TERMINATION OF LIABILITY

  1. We shall be relieved of all liability for obligation incurred to the Buyer whenever, and to the extent to which, the fulfilment of such obligation is prevented, frustrated or impeded in consequence of any statute, rules, regulations, orders or requisitions issued by any Government department, Council or any other duly constituted authority or by reason of any strikes, combination of workmen, lockouts, breakdown of plant, accident, civil commotion, war, force majeure or any other cause beyond our control.

LAW

  1. These conditions and the contract and all matters pertaining thereto shall be governed by English Law, and the English Courts shall have jurisdiction in relation thereto.

Warranty

E-Commerce Warranty

Machines are supplied as standard with 12 Months parts only warranty - You will be responsible for the labour cost element of the warranty

You have the option to upgrade to a full warranty at the time of machine purchase.

Full Warranty

Full warranty is standard twelve (12) months parts and labour warranty from date of machine purchase, unless otherwise agreed in writing. Extended parts and Labour warranty packages are covered by these same terms and conditions.

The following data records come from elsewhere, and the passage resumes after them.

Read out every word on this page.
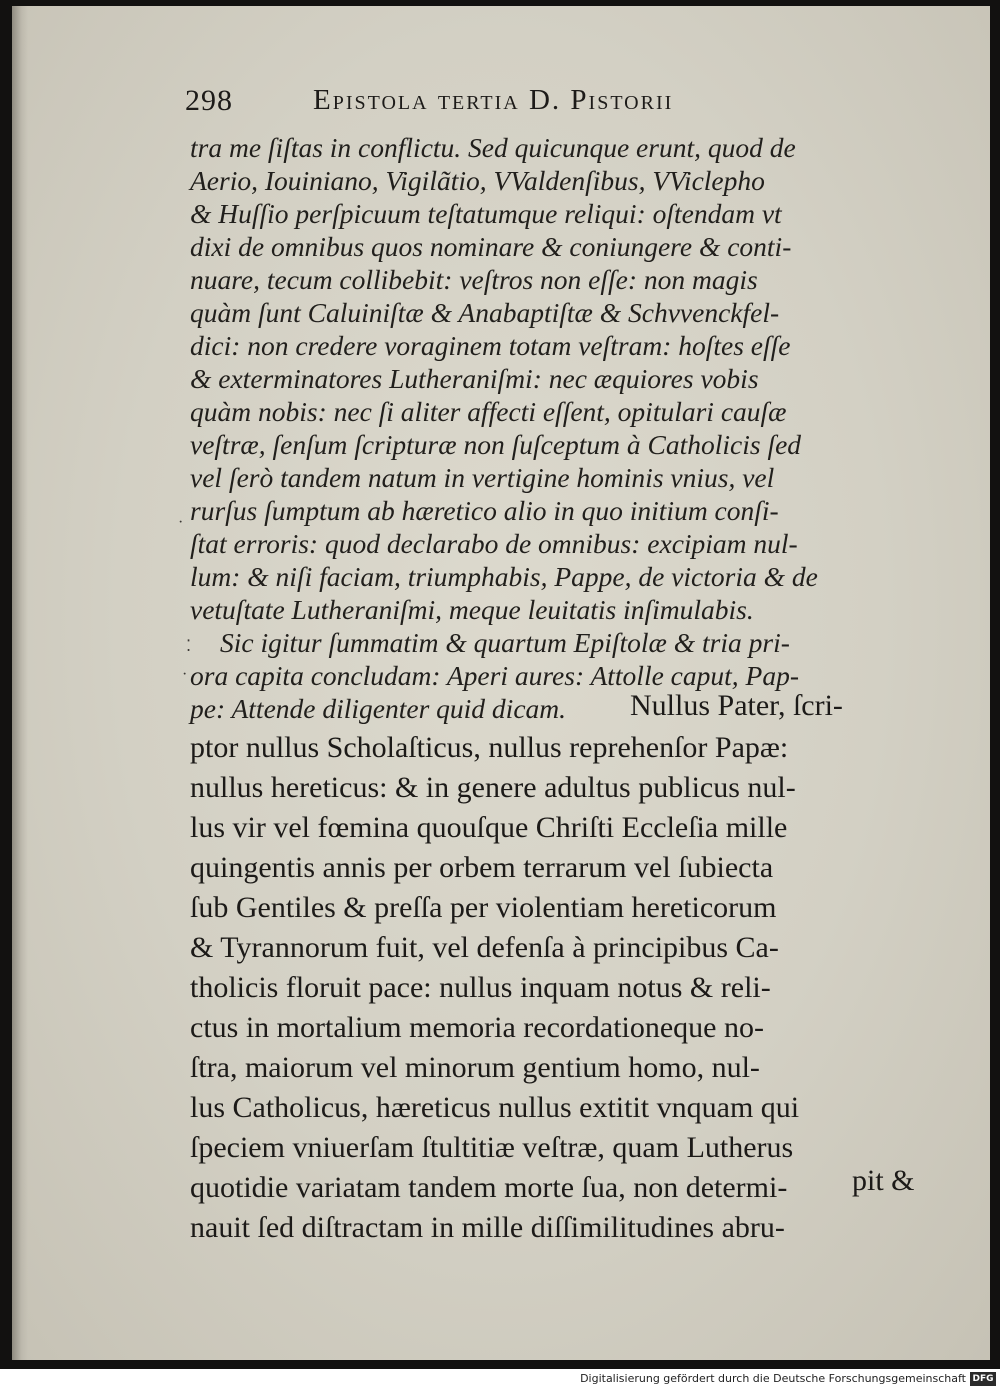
298	Epistola tertia D. Pistorii
tra me ſiſtas in conflictu. Sed quicunque erunt, quod de
Aerio, Iouiniano, Vigilãtio, VValdenſibus, VViclepho
& Huſſio perſpicuum teſtatumque reliqui: oſtendam vt
dixi de omnibus quos nominare & coniungere & conti-
nuare, tecum collibebit: veſtros non eſſe: non magis
quàm ſunt Caluiniſtæ & Anabaptiſtæ & Schvvenckfel-
dici: non credere voraginem totam veſtram: hoſtes eſſe
& exterminatores Lutheraniſmi: nec æquiores vobis
quàm nobis: nec ſi aliter affecti eſſent, opitulari cauſæ
veſtræ, ſenſum ſcripturæ non ſuſceptum à Catholicis ſed
vel ſerò tandem natum in vertigine hominis vnius, vel
rurſus ſumptum ab hæretico alio in quo initium conſi-
ſtat erroris: quod declarabo de omnibus: excipiam nul-
lum: & niſi faciam, triumphabis, Pappe, de victoria & de
vetuſtate Lutheraniſmi, meque leuitatis inſimulabis.
Sic igitur ſummatim & quartum Epiſtolæ & tria pri-
ora capita concludam: Aperi aures: Attolle caput, Pap-
pe: Attende diligenter quid dicam. Nullus Pater, ſcri-
ptor nullus Scholaſticus, nullus reprehenſor Papæ:
nullus hereticus: & in genere adultus publicus nul-
lus vir vel fœmina quouſque Chriſti Eccleſia mille
quingentis annis per orbem terrarum vel ſubiecta
ſub Gentiles & preſſa per violentiam hereticorum
& Tyrannorum fuit, vel defenſa à principibus Ca-
tholicis floruit pace: nullus inquam notus & reli-
ctus in mortalium memoria recordationeque no-
ſtra, maiorum vel minorum gentium homo, nul-
lus Catholicus, hæreticus nullus extitit vnquam qui
ſpeciem vniuerſam ſtultitiæ veſtræ, quam Lutherus
quotidie variatam tandem morte ſua, non determi-
nauit ſed diſtractam in mille diſſimilitudines abru-
pit &
·
⁚
·
Digitalisierung gefördert durch die Deutsche Forschungsgemeinschaft DFG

Pee Gee Limited agrees under this warranty to repair or replace, at its discretion, any original part that proves to be defective under normal use due to faulty material or workmanship, during the warranty period, providing the equipment has been unaltered, and has been properly installed, and has been maintained and operated in accordance with applicable factory instruction manual furnished with the machine.

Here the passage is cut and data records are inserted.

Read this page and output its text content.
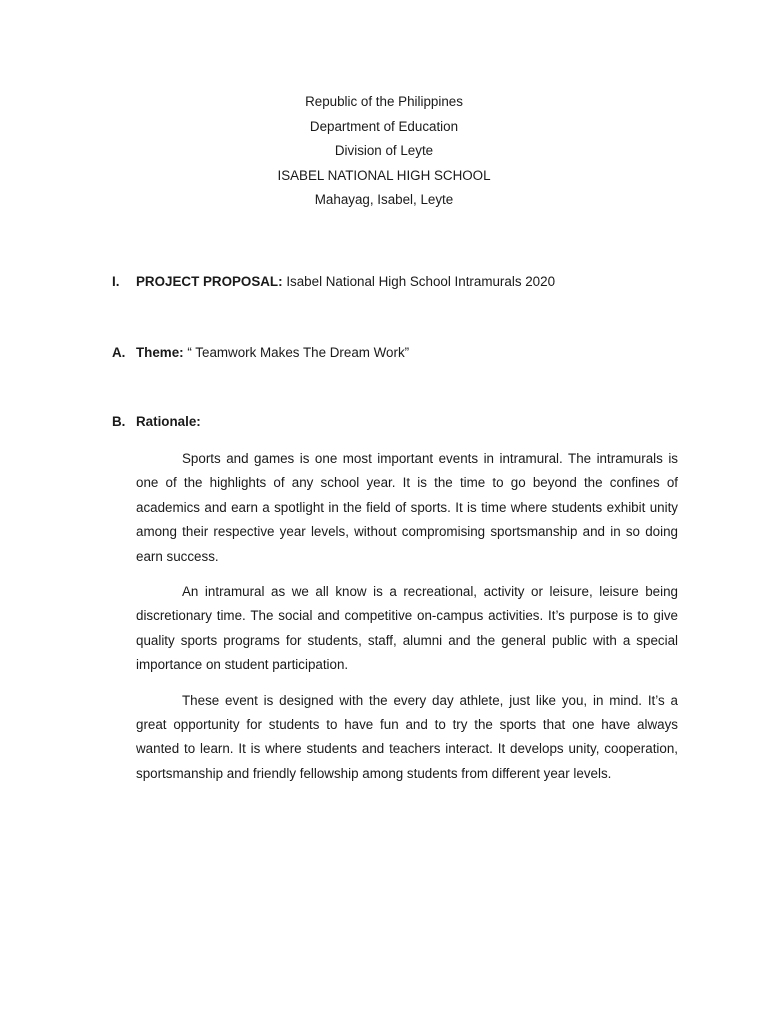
Republic of the Philippines
Department of Education
Division of Leyte
ISABEL NATIONAL HIGH SCHOOL
Mahayag, Isabel, Leyte
I. PROJECT PROPOSAL: Isabel National High School Intramurals 2020
A. Theme: “ Teamwork Makes The Dream Work”
B. Rationale:

Sports and games is one most important events in intramural. The intramurals is one of the highlights of any school year. It is the time to go beyond the confines of academics and earn a spotlight in the field of sports. It is time where students exhibit unity among their respective year levels, without compromising sportsmanship and in so doing earn success.

An intramural as we all know is a recreational, activity or leisure, leisure being discretionary time. The social and competitive on-campus activities. It’s purpose is to give quality sports programs for students, staff, alumni and the general public with a special importance on student participation.

These event is designed with the every day athlete, just like you, in mind. It’s a great opportunity for students to have fun and to try the sports that one have always wanted to learn. It is where students and teachers interact. It develops unity, cooperation, sportsmanship and friendly fellowship among students from different year levels.
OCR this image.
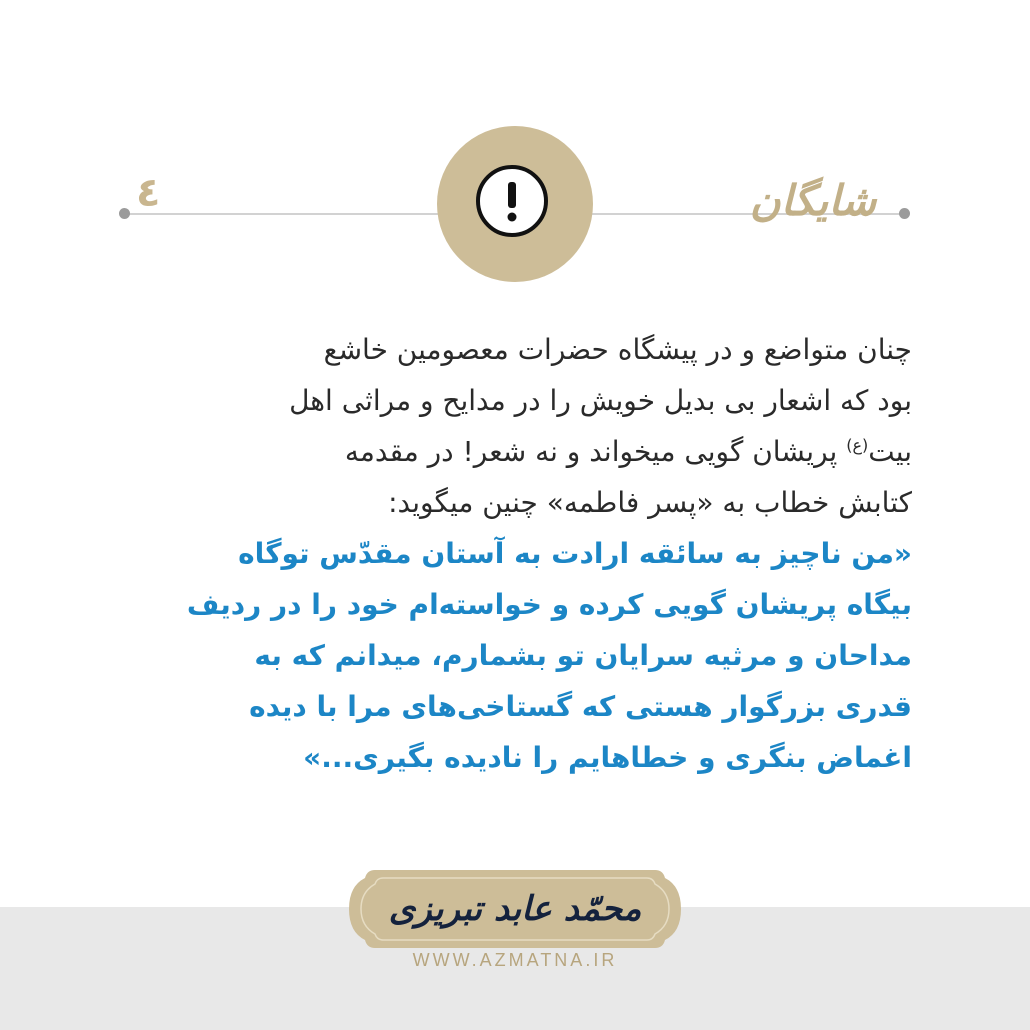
٤	شایگان

چنان متواضع و در پیشگاه حضرات معصومین خاشع

بود که اشعار بی بدیل خویش را در مدایح و مراثی اهل

بیت$^{(ع)}$ پریشان گویی میخواند و نه شعر! در مقدمه

کتابش خطاب به «پسر فاطمه» چنین میگوید:

«من ناچیز به سائقه ارادت به آستان مقدّس توگاه

بیگاه پریشان گویی کرده و خواسته‌ام خود را در ردیف

مداحان و مرثیه سرایان تو بشمارم، میدانم که به

قدری بزرگوار هستی که گستاخی‌های مرا با دیده

اغماض بنگری و خطاهایم را نادیده بگیری...»

محمّد عابد تبریزی
WWW.AZMATNA.IR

The labour required to repair or replace such defective parts will be paid by Pee Gee Limited within mainland UK during the warranty period, provided that the labour has been performed by a Pee Gee Ltd authorised service agency, having prior authorisation from our Technical Services Department. Any repair work undertaken on the machine by persons other than a Pee Gee Limited authorised service agent is the sole responsibility of the customer.

All labour to be performed during normal working hours. Premiums for overtime working by authorised service agents will not be paid by Pee Gee Limited. This warranty is void if defect is due to damage resulting from shipment, handling, fire, water, accident, abuse, misuse, acts of God, attempted repairs or improper installation by unauthorised persons, and if serial numbers or identifying marks have been removed or altered, or if equipment is used for purposes other than that intended.

Warranty Exclusions

  • Machine interior or components found to be contaminated with calcium deposit, i.e. limescale.
  • Failures due to site related issues such as defective gas,electrical,water supplies.
  • Any blockages within the machine or waste pipework of the building, or flooding caused by pumped tank wastes provided and fitted by other contractors.
  • Problems associated with inconsistent electrical phasing or loading from the customers' distribution board or at the localised isolator.
  • Call outs for poor results where we find that the machine is operating without a detergent when required, or a wetting agent supply.
  • Where we are called to attend leaks and find that reported leaks are from apparatus not provided as part of the Pee Gee Limited supply package.
  • Where we find that non recommended parts or components have been fitted to the machine resulting in failure of that item.
  • Where there is visible evidence of misuse, i.e. damaged doors, operating the machine incorrectly or incorrect re-assembly of the machine after cleaning, wash jets or nozzles missing on the internal washing and rinsing system resulting in poor results, or where the fault has been caused by below standard cleaning procedures.
  • In the event that Pee Gee Limited or its authorised service agency after examining the equipment in response to a report of a defective part as provided above determines that such original part is not defective, then the customer shall pay the costs of the abortive service call.